The isolation of the Burren has an appeal of its own. The traveler can walk the rocky landscape and try to imagine what the world was like before people. Back from the shore the thunder of the waves grows mute, and the restless wind becomes the predominate sound. This would not be a comfortable place to visit in winter, but during the spring and summer months the wind is bearable and even invigorating.
Looking for a place to stay in Dublin? Don’t overlook Trinity College. During the summer months school is out and the dorm rooms are open for rent at a discount relative to Dublin rates. Very important: for Trinity College the summer months include the month of September.

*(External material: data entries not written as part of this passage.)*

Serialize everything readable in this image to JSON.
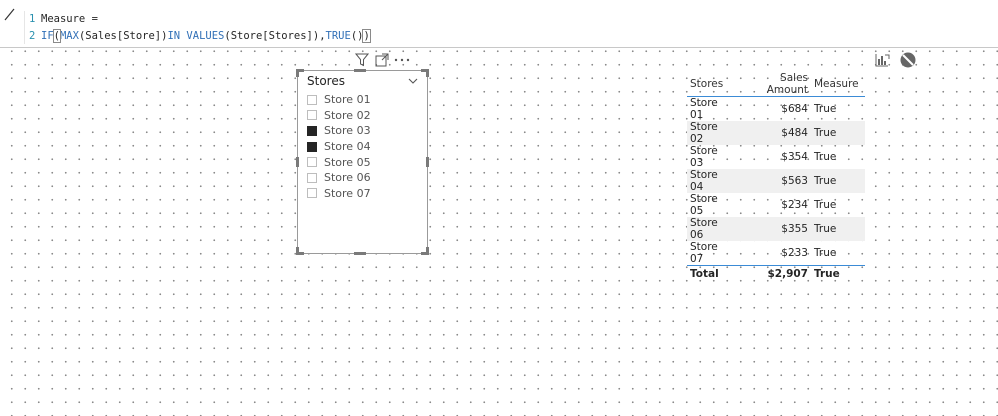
{
  "formula": {
    "lines": [
      {
        "num": "1",
        "text": "Measure ="
      },
      {
        "num": "2",
        "seg1": "IF",
        "seg2": "(",
        "seg3": "MAX",
        "seg4": "(Sales[Store])",
        "seg5": "IN VALUES",
        "seg6": "(Store[Stores]),",
        "seg7": "TRUE",
        "seg8": "()",
        "seg9": ")"
      }
    ]
  },
  "slicer": {
    "title": "Stores",
    "items": [
      {
        "label": "Store 01",
        "checked": false
      },
      {
        "label": "Store 02",
        "checked": false
      },
      {
        "label": "Store 03",
        "checked": true
      },
      {
        "label": "Store 04",
        "checked": true
      },
      {
        "label": "Store 05",
        "checked": false
      },
      {
        "label": "Store 06",
        "checked": false
      },
      {
        "label": "Store 07",
        "checked": false
      }
    ]
  },
  "table": {
    "headers": [
      "Stores",
      "Sales Amount",
      "Measure"
    ],
    "rows": [
      [
        "Store 01",
        "$684",
        "True"
      ],
      [
        "Store 02",
        "$484",
        "True"
      ],
      [
        "Store 03",
        "$354",
        "True"
      ],
      [
        "Store 04",
        "$563",
        "True"
      ],
      [
        "Store 05",
        "$234",
        "True"
      ],
      [
        "Store 06",
        "$355",
        "True"
      ],
      [
        "Store 07",
        "$233",
        "True"
      ]
    ],
    "total": [
      "Total",
      "$2,907",
      "True"
    ]
  },
  "icons": {
    "formula": "formula-edit-icon",
    "filter": "filter-icon",
    "focus": "focus-mode-icon",
    "more": "more-options-icon",
    "chevron": "chevron-down-icon",
    "drill": "drill-chart-icon",
    "blocked": "blocked-icon"
  },
  "colors": {
    "accent": "#3b8bd6",
    "checked": "#252525",
    "function": "#3170b7",
    "line_number": "#2b91af"
  }
}
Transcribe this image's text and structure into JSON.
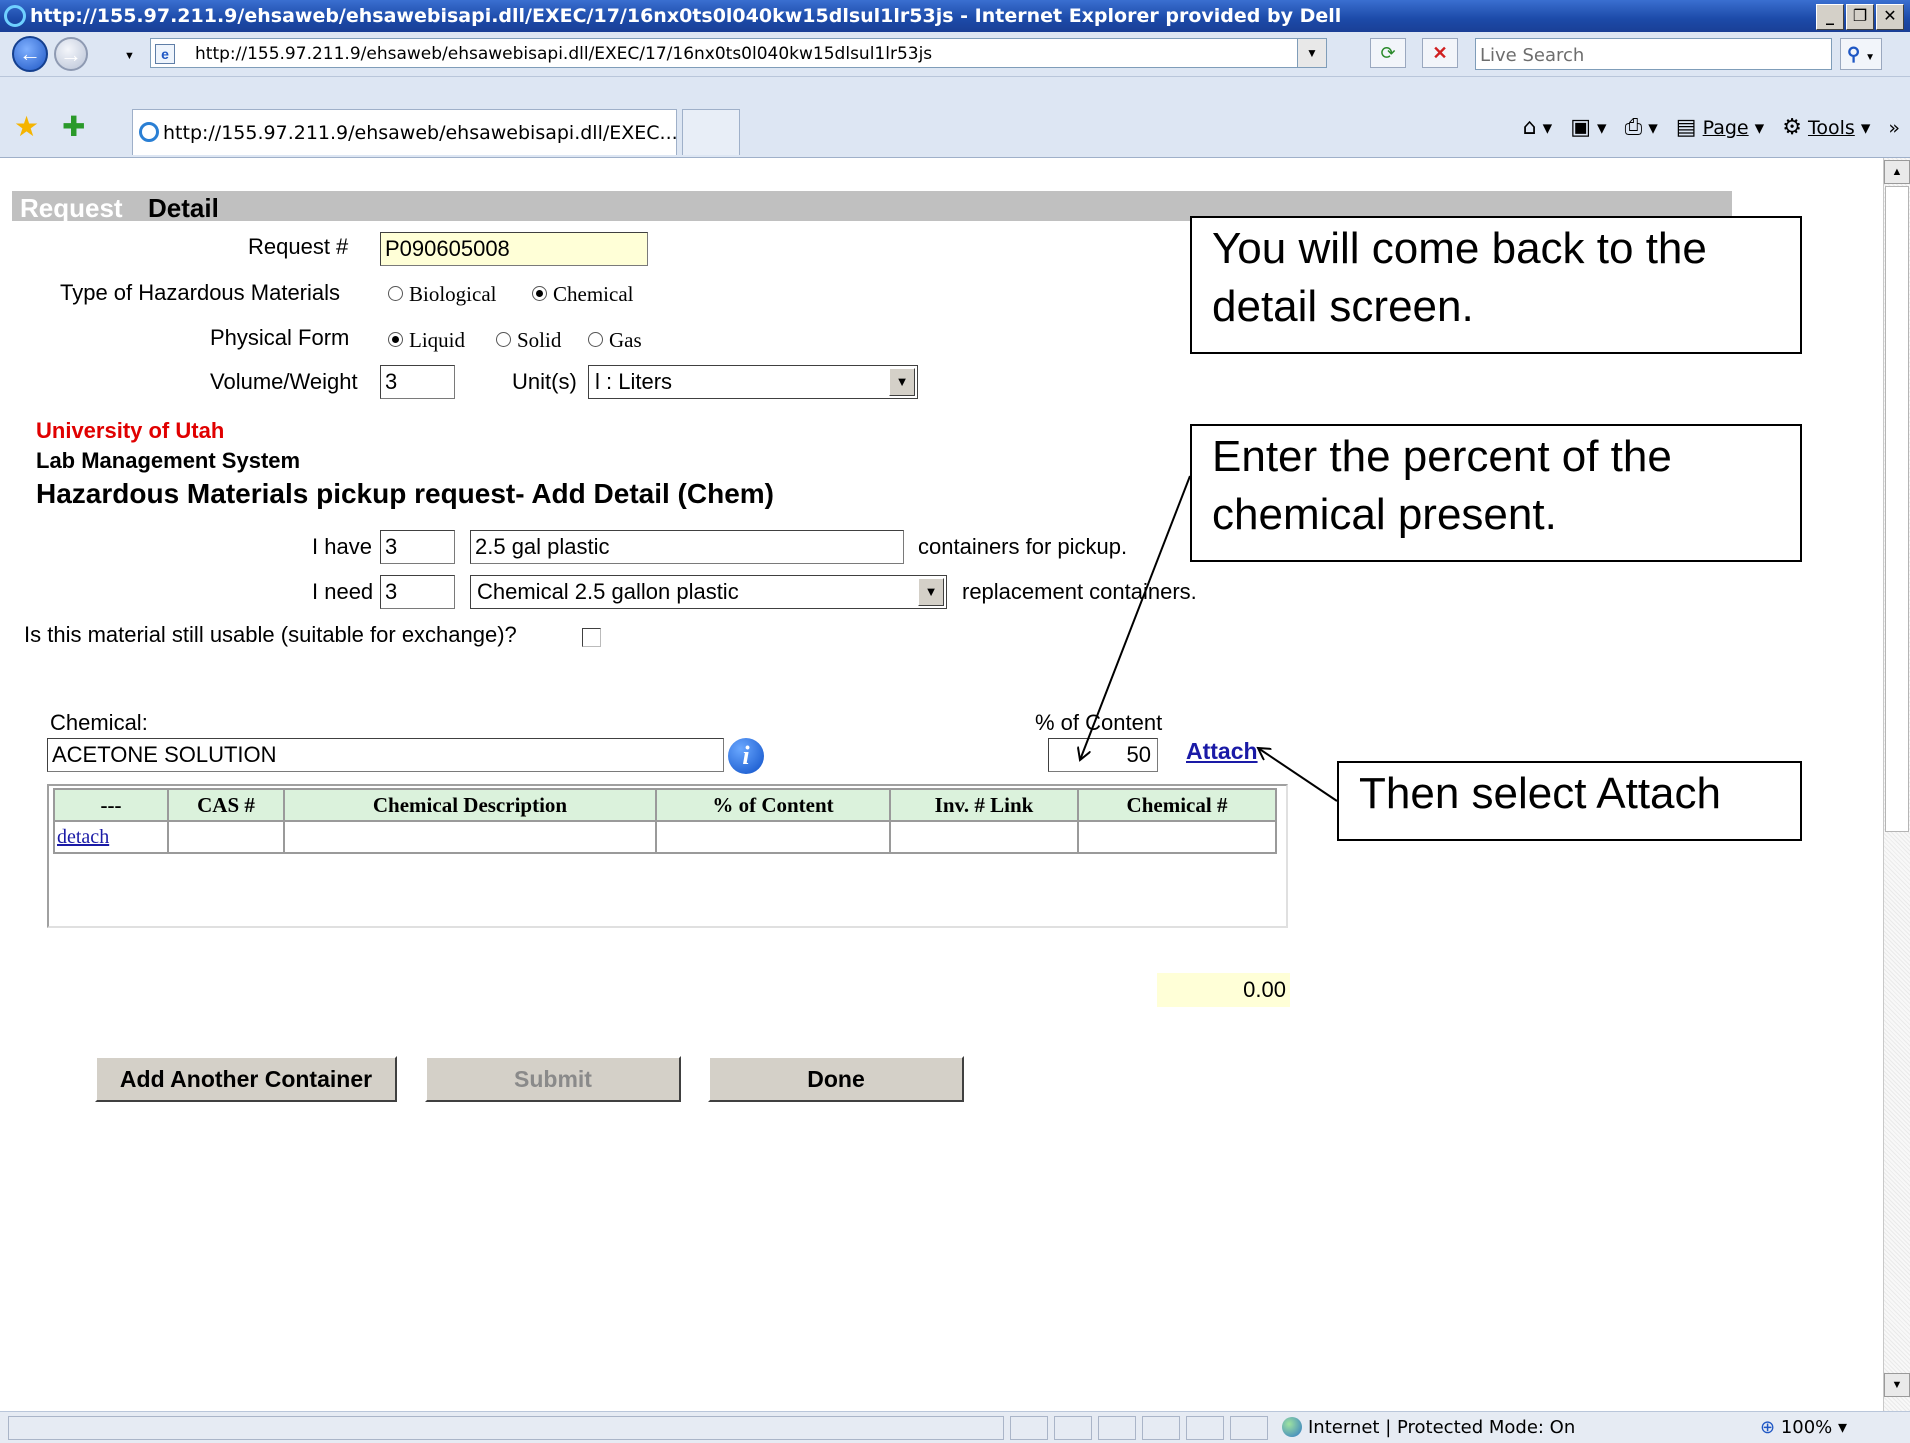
{
  "window": {
    "title": "http://155.97.211.9/ehsaweb/ehsawebisapi.dll/EXEC/17/16nx0ts0l040kw15dlsul1lr53js - Internet Explorer provided by Dell"
  },
  "nav": {
    "address": "http://155.97.211.9/ehsaweb/ehsawebisapi.dll/EXEC/17/16nx0ts0l040kw15dlsul1lr53js",
    "search_placeholder": "Live Search"
  },
  "tabs": {
    "active_tab": "http://155.97.211.9/ehsaweb/ehsawebisapi.dll/EXEC..."
  },
  "command_bar": {
    "page_label": "Page",
    "tools_label": "Tools",
    "overflow": "»"
  },
  "page": {
    "header_request": "Request",
    "header_detail": "Detail",
    "request_label": "Request #",
    "request_value": "P090605008",
    "type_label": "Type of Hazardous Materials",
    "type_options": [
      "Biological",
      "Chemical"
    ],
    "type_selected": "Chemical",
    "form_label": "Physical Form",
    "form_options": [
      "Liquid",
      "Solid",
      "Gas"
    ],
    "form_selected": "Liquid",
    "volume_label": "Volume/Weight",
    "volume_value": "3",
    "unit_label": "Unit(s)",
    "unit_value": "l : Liters",
    "org": "University of Utah",
    "system": "Lab Management System",
    "form_title": "Hazardous Materials pickup request- Add Detail (Chem)",
    "have_label": "I have",
    "have_qty": "3",
    "have_container": "2.5 gal plastic",
    "have_suffix": "containers for pickup.",
    "need_label": "I need",
    "need_qty": "3",
    "need_container": "Chemical 2.5 gallon plastic",
    "need_suffix": "replacement containers.",
    "usable_question": "Is this material still usable (suitable for exchange)?",
    "chemical_label": "Chemical:",
    "chemical_value": "ACETONE SOLUTION",
    "percent_label": "% of Content",
    "percent_value": "50",
    "attach_link": "Attach",
    "total": "0.00",
    "buttons": {
      "add_another": "Add Another Container",
      "submit": "Submit",
      "done": "Done"
    }
  },
  "table": {
    "headers": [
      "---",
      "CAS #",
      "Chemical Description",
      "% of Content",
      "Inv. # Link",
      "Chemical #"
    ],
    "rows": [
      {
        "action": "detach",
        "cas": "",
        "description": "",
        "percent": "",
        "inv_link": "",
        "chemical_no": ""
      }
    ]
  },
  "callouts": {
    "back_to_detail": "You will come back to the detail screen.",
    "enter_percent": "Enter the percent of the chemical present.",
    "select_attach": "Then select Attach"
  },
  "status": {
    "zone": "Internet | Protected Mode: On",
    "zoom": "100%"
  },
  "icons": [
    "ie-logo-icon",
    "back-arrow-icon",
    "forward-arrow-icon",
    "refresh-icon",
    "stop-icon",
    "search-icon",
    "favorites-star-icon",
    "add-favorites-icon",
    "home-icon",
    "feeds-icon",
    "print-icon",
    "page-icon",
    "tools-gear-icon",
    "info-icon",
    "globe-icon",
    "zoom-icon"
  ]
}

A shared apartment for two went for 44 Euros at a time when the remaining accommodations in the town were either sewed up or out of reach. The availability of a dorm room was especially appreciated when the Rolling Stones booked a concert and drew down the supply of traditional hotel rooms. Apparently, the college is such a secret, even our cab driver was unaware.
The college is right in down town Dublin, about a block south of the Liffey River and within walking distance of the principal city sights. Some rooms have private baths, and some do not, and the price varies accordingly. The cafeteria near the registration office is open for breakfast, and a hearty Irish breakfast it is, too.
Trinity College also is the home of the Book of Kells, written in the ninth century and proclaimed as “one of the most beautifully illuminated manuscripts in the world.”